JEAN NOUAILHAC / Newsletter LE POINT / mardi 2 décembre 2014
Nous vivons dans un bien curieux pays, à se demander parfois si nous sommes toujours en France. On vient d’apprendre dans le JDD du 30.11 que François Hollande ne boit pas de champagne parce que « ça fait riche ». Il ne se contente pas de refuser d’en boire, il veut aussi en priver les autres. Pierre-Emmanuel Taittinger, qui préside la maison de champagne familiale, révèle en effet dans le JDD que lors de la visite officielle à Reims de la chancelière Angela Merkel le 8 juillet 2012, « M. Hollande n’a demandé qu’une seule chose pour cette célébration de la réconciliation franco-allemande : ne pas boire de champagne. Boire du champagne, ça fait riche, alors on n’en boit pas.«
Pierre-Emmanuel Taittinger en est d’autant plus directement affecté que c’est son père, Jean Taittinger, à l’époque maire de Reims, qui avait accueilli le chancelier Adenauer et le général de Gaulle le 8 juillet 1962 pour y célébrer la réconciliation franco-allemande – dont on fêtait donc le 50e anniversaire en 2012 -, car c’est à Reims qu’avait eu lieu la première capitulation des nazis en 1945. Reims, « ville symbole de l’amitié franco-allemande », selon Angela Merkel qui aurait volontiers partagé une coupe de champagne avec le chef de l’État français devant les cameramen et les photographes.

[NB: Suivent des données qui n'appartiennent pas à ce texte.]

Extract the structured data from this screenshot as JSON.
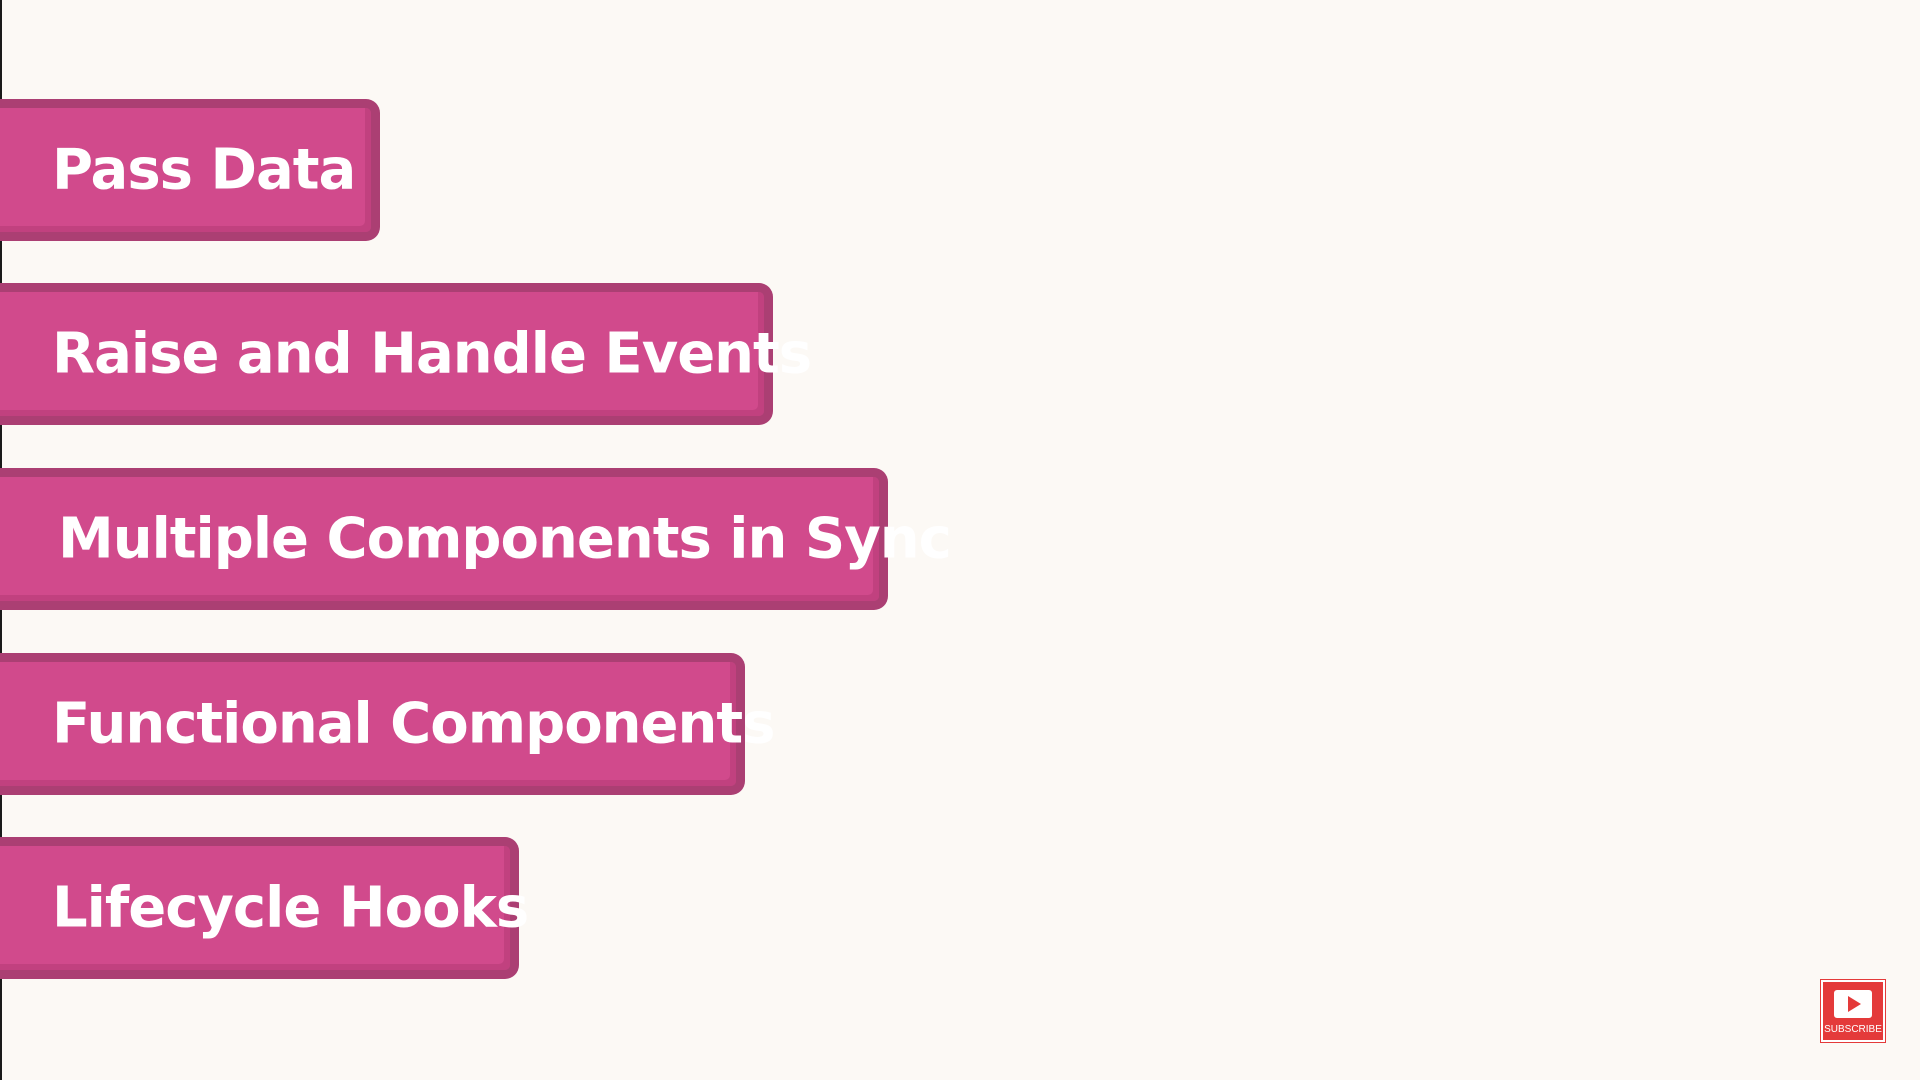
{
  "topics": [
    {
      "label": "Pass Data"
    },
    {
      "label": "Raise and Handle Events"
    },
    {
      "label": "Multiple Components in Sync"
    },
    {
      "label": "Functional Components"
    },
    {
      "label": "Lifecycle Hooks"
    }
  ],
  "subscribe": {
    "label": "SUBSCRIBE",
    "icon": "play-icon"
  },
  "colors": {
    "background": "#fcf9f5",
    "topic_fill": "#d14a8c",
    "topic_border": "#ab3f73",
    "subscribe": "#e43a3a"
  }
}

Le vin taxé comme un danger public
Qui peut comprendre une telle mauvaise manière faite non seulement à la chancelière allemande, mais aux Champenois qui, comme tous les autres vignerons français, travaillent plus pour l’État que pour eux-mêmes ? La France est le premier exportateur de vin au monde et ces exportations ont rapporté 7,6 milliards d’euros en 2012, dernière année connue. Bon an mal an, en comptant les spiritueux, nos exportations totales varient depuis dix ans entre 8 et 10 milliards d’euros, second meilleur score juste après l’aéronautique, la chimie et la parfumerie étant troisièmes.

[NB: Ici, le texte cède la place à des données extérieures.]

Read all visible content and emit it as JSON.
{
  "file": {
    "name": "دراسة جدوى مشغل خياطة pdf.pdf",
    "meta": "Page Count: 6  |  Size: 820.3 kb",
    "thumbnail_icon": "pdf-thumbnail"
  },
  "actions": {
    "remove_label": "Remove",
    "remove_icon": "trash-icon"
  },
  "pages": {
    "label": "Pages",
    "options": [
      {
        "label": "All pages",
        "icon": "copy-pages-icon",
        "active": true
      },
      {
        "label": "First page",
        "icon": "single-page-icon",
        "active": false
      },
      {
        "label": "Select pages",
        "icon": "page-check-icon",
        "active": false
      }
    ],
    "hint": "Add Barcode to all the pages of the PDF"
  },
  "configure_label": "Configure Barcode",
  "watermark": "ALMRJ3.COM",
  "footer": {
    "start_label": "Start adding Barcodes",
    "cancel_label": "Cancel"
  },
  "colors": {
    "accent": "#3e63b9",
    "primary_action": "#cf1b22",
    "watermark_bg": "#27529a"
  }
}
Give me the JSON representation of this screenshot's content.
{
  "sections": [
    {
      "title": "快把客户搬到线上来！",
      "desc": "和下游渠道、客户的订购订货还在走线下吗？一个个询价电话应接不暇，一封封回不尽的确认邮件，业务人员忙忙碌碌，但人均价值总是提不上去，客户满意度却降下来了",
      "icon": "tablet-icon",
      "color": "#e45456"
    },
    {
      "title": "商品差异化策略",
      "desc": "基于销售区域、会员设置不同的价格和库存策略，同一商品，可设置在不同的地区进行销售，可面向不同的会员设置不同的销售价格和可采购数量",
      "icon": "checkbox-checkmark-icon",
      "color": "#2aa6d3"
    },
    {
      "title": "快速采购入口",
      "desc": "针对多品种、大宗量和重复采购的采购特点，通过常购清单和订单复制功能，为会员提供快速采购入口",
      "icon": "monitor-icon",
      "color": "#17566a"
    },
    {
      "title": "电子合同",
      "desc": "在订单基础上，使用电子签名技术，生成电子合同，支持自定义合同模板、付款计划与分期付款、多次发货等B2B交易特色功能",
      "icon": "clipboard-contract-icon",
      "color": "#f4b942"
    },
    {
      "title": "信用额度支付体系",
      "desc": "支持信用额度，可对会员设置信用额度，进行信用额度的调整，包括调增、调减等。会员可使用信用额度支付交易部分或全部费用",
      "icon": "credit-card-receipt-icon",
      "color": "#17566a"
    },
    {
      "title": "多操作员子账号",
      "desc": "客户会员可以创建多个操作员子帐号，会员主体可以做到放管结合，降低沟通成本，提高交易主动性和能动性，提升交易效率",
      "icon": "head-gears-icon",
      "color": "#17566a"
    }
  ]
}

Eh bien, vous savez quoi ? Le vin, qui appartient à notre histoire, notre patrimoine et notre culture, qui fait partie de nos actifs les plus sacrés pour l’éternité, est taxé et surtaxé comme s’il était un danger public, contrôlé et surcontrôlé comme s’il était élevé et produit par des malfrats et des tricheurs : tous les grands domaines et châteaux viticoles, particulièrement les plus prestigieux d’entre eux, font l’objet de contrôles Urssaf et de contrôles fiscaux quasi permanents, sans compter les autres contrôles de la panoplie française, spécialement fournie en la matière. En France, il est même interdit de faire de la publicité pour le vin, ce qui fait les délices de nos concurrents qui n’arrivent pas à comprendre, les pauvres, les subtilités du « modèle français » ! Une réglementation brutale et talibane qui empêche les professionnels du vin de respirer.
Il est question depuis quelques semaines, par exemple, de supprimer le « contrat vendanges » qui facilite l’emploi de saisonniers et d’étudiants pendant les vendanges en les exonérant de charges salariales pour leur permettre d’amasser pendant l’été un pécule un peu plus rebondi. Selon la Mutualité sociale agricole, 22 000 domaines viticoles seraient concernés à travers 315 000 contrats représentant 221 millions d’euros de (modestes) salaires saisonniers très précaires. On reste confondu devant tant d’acharnement ! On parle également de durcir les mentions sanitaires sur les étiquettes et d’interdire de parler du vin sur Internet. Chez nous, les ayatollahs anti-vin, largement subventionnés, se repaissent de leur triste pouvoir de nuisance sans le moindre scrupule, à l’image de notre actuel président qui non seulement « n’aime pas les riches », mais en plus n’aime pas le champagne parce que « ça fait riche ». Peut-on imaginer plus mauvaise publicité à l’étranger pour nos vignerons français qui s’échinent à longueur d’année pour ne pas trop y subir les lois d’airain de la mondialisation ?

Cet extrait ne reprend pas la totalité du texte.